Impresiona la variedad de dolencias del mundo. Tengo en casa una enciclopedia de diez tomos, toda ella llena de enfermedades y remedios. ¡Cuánto tienen que saber los médicos! Se me ha ocurrido asomarme al capítulo de estadísticas y resulta abrumador: dicen que existen diez millones de epilépticos, catorce de leprosos... por si esto fuera poco nos aseguran que el diez por ciento de la población está enferma. Pero a la hora de la verdad son muchos más los que reciben el zarpazo del dolor. ¡Cuántos que llevan una vida normal son verdaderos enfermos ambulantes! No se preocupan de sus achaques ni residen en clínicas. Van y vienen, trabajan, pero tienen el corazón o el hígado hechos polvo. Estas personas también sufren, aunque no formen parte de las estadísticas oficiales.
Existen analgésicos, mas a pesar de todo, cuánto toca sufrir! Además, mientras hace efecto el calmante, se pasan momentos muy duros. A veces, personas de esas que tienen más males que "el Pupas", no carecen del sentido del humor. A un pobre hombre deforme, cojo, jorobado y con llagas enconadas, le dice un compañero: "Oye, majo, no hagas eso que te va a castigar Dios". Y el desdichado le contesta: "¿Y en dónde?".

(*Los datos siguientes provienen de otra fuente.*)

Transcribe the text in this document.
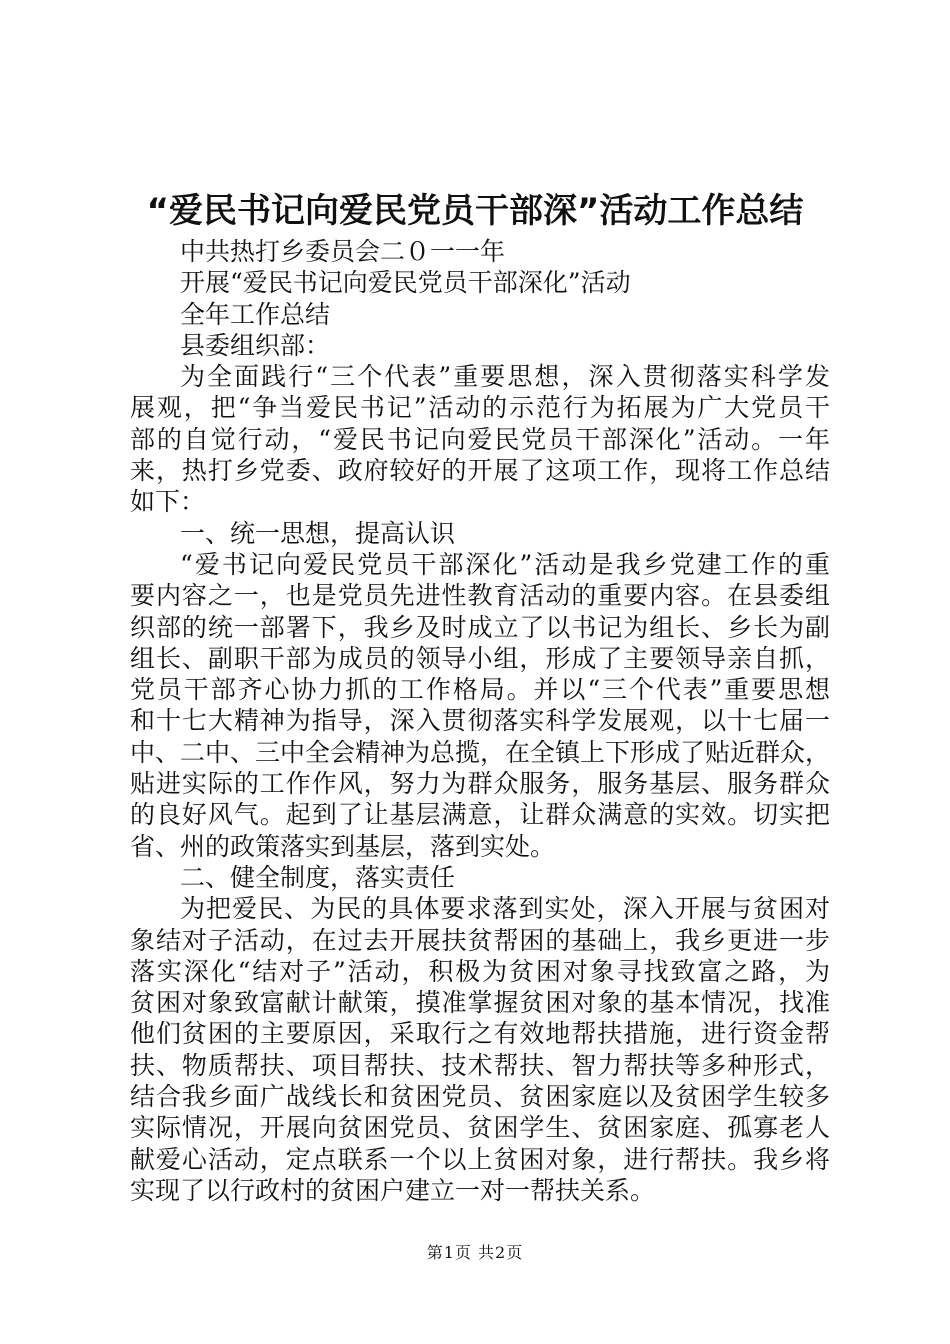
“爱民书记向爱民党员干部深”活动工作总结
中共热打乡委员会二０一一年
开展“爱民书记向爱民党员干部深化”活动
全年工作总结
县委组织部：
为全面践行“三个代表”重要思想，深入贯彻落实科学发
展观，把“争当爱民书记”活动的示范行为拓展为广大党员干
部的自觉行动，“爱民书记向爱民党员干部深化”活动。一年
来，热打乡党委、政府较好的开展了这项工作，现将工作总结
如下：
一、统一思想，提高认识
“爱书记向爱民党员干部深化”活动是我乡党建工作的重
要内容之一，也是党员先进性教育活动的重要内容。在县委组
织部的统一部署下，我乡及时成立了以书记为组长、乡长为副
组长、副职干部为成员的领导小组，形成了主要领导亲自抓，
党员干部齐心协力抓的工作格局。并以“三个代表”重要思想
和十七大精神为指导，深入贯彻落实科学发展观，以十七届一
中、二中、三中全会精神为总揽，在全镇上下形成了贴近群众，
贴进实际的工作作风，努力为群众服务，服务基层、服务群众
的良好风气。起到了让基层满意，让群众满意的实效。切实把
省、州的政策落实到基层，落到实处。
二、健全制度，落实责任
为把爱民、为民的具体要求落到实处，深入开展与贫困对
象结对子活动，在过去开展扶贫帮困的基础上，我乡更进一步
落实深化“结对子”活动，积极为贫困对象寻找致富之路，为
贫困对象致富献计献策，摸准掌握贫困对象的基本情况，找准
他们贫困的主要原因，采取行之有效地帮扶措施，进行资金帮
扶、物质帮扶、项目帮扶、技术帮扶、智力帮扶等多种形式，
结合我乡面广战线长和贫困党员、贫困家庭以及贫困学生较多
实际情况，开展向贫困党员、贫困学生、贫困家庭、孤寡老人
献爱心活动，定点联系一个以上贫困对象，进行帮扶。我乡将
实现了以行政村的贫困户建立一对一帮扶关系。
第1页 共2页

Y ya hemos llegado al nudo de la cuestión: ¿Pero es que Dios castiga con el dolor? ¿O se trata de algo natural que la naturaleza ha puesto para avisarnos? ¿Y cómo, si Dios es Padre, puede permitir o querer el dolor para sus hijos? A todas estas preguntas, a lo largo de los años, han ido saliendo respuestas en esta misma columna. Pero siempre nos quedamos sin entender del todo. El misterio del sufrimiento humano nos abruma. Siempre ha de imponerse la fe y la paciencia de Job y de los santos; los resortes que nuestra religión nos va sugiriendo para enfrentar con paz el dolor. A fin de cuentas terminamos por decir llenos de seguridad: "En Ti, Señor, he esperado. Jamás quedaré confundido". No entiendo cómo Dios permite los dolores por mucho que haya estudiado lo del pecado original, lo de la pasión y muerte de Jesús... pero estoy seguro de que no quedaré confundido para siempre.
¿Qué importa sufrir, si lo hago con total esperanza en Dios que jamás me engañará? Aunque me pruebe, no permitirá mi fracaso total. Esa es su Palabra. Muchos millones de personas han captado la mística del dolor, y han llegado al convencimiento de su valor salvífico, cuando va unido a la pasión, muerte y Resurrección de Cristo. Yo quiero imitarlos. A ti enfermo te invito también a ello y te felicito por tu fortaleza de espíritu, por el ejemplo que das a todos con tu esperanza. Tu dolor, con sentido religioso, pierde su oscuridad y se ilumina. Por algo dijo Jesús: "Bienaventurados los que lloran, porque ellos serán consolados". ¡Y a no confiar tan sólo en los analgésicos!